Processor architecture can be classified as one of the following four architectures:

  • Accumulator-based processor architecture
  • Register-based processor architecture
  • Stack-based processor architecture
  • Pipeline processor architecture

Accumulator-Based Processor Architecture

Accumulator-based processor architecture
Figure 1.1 Accumulator-based processor architecture

In the accumulator-based processor architecture, illustrated above, instructions begin and end in accumulators (Acc A and Acc B), which are specially designated registers. In a typical operation, one of the operands is found in the accumulator and the other is to be fetched from memory. The result of the operation is placed in the accumulator. Since one of the operands needs to be continually fetched from memory, this architecture is slower than the register-based and stack-based architectures. Nonetheless, accumulator-based architecture has the ability to run fairly complicated instructions.

Register-Based Processor Architecture

Register-based processor architecture
Figure 1.2 Register-based processor architecture

In register-based processor architecture, both operands are stored in registers and the result of operation is also stored in a register. The registers are typically collocated with the processor. Since the processor and registers operate at the same speed, this architecture is much faster than the accumulator-based architecture. The contents of the register are read from and written to memory using background operation.

Stack-Based Processor Architecture

Stack-based processor architecture
Figure 1.3 Stack-based processor architecture

In a stack-based architecture, both operands and the operation to be performed are stored on the stack, which could be configured around dedicated registers or a special portion of RAM. The result of operation is placed back on the stack.

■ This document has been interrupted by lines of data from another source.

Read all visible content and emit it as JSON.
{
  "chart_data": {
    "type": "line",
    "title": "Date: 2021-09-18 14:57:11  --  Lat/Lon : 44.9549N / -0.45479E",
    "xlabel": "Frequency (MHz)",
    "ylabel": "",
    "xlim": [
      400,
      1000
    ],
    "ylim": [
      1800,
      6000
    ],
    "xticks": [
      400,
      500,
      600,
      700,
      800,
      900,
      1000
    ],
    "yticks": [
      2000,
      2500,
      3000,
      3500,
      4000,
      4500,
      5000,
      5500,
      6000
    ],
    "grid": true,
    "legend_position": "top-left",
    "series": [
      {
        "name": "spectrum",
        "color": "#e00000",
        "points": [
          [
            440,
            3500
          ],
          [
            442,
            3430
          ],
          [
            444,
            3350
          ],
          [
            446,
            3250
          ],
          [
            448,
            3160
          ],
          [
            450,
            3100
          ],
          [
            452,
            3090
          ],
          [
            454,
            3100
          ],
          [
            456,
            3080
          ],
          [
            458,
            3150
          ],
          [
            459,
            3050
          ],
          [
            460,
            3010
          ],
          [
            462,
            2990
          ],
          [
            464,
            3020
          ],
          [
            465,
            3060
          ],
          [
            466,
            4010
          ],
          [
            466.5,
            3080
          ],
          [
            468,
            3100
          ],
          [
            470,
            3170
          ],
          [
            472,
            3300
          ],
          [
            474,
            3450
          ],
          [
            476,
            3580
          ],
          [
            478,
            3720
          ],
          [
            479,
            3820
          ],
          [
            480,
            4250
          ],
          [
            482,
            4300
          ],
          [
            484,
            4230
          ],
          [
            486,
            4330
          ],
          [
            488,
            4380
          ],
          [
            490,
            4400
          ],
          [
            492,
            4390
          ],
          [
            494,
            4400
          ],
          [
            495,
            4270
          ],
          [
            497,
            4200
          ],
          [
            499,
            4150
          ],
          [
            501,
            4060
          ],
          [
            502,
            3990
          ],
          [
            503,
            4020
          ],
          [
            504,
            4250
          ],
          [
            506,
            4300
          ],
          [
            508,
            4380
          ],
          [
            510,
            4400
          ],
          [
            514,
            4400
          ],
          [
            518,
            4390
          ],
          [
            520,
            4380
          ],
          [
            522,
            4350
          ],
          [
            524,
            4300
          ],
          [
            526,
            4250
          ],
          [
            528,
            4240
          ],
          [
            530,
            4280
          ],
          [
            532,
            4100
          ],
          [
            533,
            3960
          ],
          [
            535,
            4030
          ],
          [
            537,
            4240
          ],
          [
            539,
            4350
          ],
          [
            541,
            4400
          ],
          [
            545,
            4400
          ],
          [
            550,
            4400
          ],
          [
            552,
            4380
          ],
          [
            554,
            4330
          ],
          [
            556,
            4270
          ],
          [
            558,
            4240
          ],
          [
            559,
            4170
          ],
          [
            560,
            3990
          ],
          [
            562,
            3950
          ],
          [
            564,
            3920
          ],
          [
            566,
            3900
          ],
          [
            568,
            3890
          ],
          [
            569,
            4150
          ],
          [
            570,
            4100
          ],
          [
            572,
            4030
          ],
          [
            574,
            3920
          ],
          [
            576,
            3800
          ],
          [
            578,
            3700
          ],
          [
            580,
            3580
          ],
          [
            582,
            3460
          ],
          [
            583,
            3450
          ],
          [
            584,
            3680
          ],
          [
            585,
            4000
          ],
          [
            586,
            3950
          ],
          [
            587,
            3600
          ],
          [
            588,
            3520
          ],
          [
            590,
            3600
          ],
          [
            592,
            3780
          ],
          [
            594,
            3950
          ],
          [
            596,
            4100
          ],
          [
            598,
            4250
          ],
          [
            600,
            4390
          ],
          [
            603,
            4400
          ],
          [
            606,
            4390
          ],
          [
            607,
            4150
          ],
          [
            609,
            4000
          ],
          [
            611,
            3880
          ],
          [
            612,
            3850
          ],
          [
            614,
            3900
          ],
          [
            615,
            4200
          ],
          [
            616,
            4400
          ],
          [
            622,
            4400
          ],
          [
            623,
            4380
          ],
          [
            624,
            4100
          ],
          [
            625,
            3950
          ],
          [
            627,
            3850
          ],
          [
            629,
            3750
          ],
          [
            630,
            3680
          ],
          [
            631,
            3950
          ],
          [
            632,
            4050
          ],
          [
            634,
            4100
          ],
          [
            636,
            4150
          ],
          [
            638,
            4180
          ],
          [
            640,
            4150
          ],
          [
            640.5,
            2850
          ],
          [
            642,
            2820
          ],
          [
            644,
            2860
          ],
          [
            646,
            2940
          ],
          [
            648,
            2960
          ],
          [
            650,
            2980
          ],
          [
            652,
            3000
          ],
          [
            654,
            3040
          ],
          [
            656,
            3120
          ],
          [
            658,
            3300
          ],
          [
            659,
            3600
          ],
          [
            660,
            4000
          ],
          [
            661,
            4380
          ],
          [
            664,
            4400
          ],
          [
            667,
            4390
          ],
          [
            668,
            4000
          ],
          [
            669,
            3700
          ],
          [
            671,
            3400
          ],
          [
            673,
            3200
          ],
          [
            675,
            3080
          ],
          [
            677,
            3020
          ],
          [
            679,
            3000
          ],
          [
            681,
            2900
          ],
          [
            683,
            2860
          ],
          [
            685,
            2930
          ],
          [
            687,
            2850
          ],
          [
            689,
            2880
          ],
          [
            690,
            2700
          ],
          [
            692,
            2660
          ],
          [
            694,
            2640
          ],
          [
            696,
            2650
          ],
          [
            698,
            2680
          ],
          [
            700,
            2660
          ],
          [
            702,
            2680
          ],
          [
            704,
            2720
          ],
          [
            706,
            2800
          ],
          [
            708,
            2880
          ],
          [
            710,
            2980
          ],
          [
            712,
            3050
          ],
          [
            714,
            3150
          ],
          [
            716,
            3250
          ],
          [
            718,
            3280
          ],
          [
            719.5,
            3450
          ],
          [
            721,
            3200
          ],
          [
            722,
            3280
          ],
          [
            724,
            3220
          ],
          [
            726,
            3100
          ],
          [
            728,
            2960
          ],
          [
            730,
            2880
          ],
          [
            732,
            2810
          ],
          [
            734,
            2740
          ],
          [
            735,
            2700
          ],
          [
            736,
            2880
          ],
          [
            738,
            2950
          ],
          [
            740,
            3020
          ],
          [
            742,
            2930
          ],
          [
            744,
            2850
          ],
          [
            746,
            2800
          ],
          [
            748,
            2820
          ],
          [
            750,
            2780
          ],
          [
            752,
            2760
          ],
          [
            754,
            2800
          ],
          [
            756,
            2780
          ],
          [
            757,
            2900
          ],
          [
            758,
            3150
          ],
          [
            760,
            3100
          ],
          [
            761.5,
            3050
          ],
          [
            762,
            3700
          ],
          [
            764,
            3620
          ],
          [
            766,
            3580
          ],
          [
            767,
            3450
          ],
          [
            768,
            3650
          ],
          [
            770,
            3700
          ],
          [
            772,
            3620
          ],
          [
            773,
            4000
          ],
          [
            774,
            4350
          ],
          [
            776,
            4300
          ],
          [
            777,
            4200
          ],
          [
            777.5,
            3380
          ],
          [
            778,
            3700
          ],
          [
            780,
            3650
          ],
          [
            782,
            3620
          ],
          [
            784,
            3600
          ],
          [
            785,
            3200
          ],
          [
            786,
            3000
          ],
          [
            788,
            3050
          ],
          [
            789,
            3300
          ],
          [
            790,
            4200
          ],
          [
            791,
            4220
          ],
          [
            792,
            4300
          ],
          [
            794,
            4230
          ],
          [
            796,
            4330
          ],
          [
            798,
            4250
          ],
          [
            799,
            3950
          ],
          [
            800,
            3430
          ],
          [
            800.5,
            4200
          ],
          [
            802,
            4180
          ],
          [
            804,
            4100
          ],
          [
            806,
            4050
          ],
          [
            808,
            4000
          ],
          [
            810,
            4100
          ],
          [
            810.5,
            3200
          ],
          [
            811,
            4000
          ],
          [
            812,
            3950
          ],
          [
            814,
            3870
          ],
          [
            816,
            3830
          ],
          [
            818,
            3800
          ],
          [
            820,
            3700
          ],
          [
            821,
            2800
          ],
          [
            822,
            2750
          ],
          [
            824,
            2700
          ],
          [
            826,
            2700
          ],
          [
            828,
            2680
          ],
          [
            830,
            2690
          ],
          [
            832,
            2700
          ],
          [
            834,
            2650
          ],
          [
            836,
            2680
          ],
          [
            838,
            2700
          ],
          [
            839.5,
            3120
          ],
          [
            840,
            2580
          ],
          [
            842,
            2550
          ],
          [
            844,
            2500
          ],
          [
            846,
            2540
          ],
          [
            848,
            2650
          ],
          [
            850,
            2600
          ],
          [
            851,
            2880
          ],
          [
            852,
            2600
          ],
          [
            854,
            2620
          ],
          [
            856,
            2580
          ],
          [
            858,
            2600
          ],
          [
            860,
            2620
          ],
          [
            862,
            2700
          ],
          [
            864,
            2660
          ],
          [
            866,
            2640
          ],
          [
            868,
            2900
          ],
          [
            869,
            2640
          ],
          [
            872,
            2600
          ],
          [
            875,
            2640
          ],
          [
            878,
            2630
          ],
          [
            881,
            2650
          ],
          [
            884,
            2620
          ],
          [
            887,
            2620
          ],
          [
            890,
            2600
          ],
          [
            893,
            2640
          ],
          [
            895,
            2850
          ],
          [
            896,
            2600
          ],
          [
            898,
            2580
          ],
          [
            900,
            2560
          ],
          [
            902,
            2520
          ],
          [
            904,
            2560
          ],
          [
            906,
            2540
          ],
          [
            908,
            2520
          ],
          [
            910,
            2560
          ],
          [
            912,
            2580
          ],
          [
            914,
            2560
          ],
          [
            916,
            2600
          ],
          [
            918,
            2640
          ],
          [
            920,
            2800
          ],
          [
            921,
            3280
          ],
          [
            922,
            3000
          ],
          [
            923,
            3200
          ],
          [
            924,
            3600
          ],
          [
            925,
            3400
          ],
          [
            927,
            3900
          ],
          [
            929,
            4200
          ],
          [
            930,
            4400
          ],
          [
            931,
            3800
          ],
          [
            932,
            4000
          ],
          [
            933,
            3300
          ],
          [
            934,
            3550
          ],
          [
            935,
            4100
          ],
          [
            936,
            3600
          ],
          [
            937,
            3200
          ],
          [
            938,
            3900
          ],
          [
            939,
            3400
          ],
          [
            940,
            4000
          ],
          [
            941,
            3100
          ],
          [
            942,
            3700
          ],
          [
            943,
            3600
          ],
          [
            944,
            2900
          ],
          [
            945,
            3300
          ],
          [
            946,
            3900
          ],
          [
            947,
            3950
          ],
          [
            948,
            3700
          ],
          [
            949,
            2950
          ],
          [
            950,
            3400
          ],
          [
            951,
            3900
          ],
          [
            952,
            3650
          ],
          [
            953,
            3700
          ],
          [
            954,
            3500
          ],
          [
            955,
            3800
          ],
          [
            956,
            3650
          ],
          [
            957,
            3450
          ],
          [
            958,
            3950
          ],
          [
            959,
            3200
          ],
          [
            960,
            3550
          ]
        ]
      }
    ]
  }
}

Pipeline Processor Architecture

Pipelined architecture
Figure 1.4 Pipelined architecture

In the pipelined architecture, as demonstrated in Figure 1.4 above, there is separate hardware stages of execution of different steps involved in the execution of an instruction. These different steps include fetching an instruction from memory, decoding the instruction, fetching instructions operands from memory or registers, executing the instruction and then finally placing the result back on the memory. Pipelining allows these stages to overlap and perform with parallelism. The overall result is that the execution of an instruction is completed on every clock cycle. Instructions in a pipelined architecture are typically simple instructions that can be implemented within a single stage. These simple instructions act as building blocks for more complex instructions.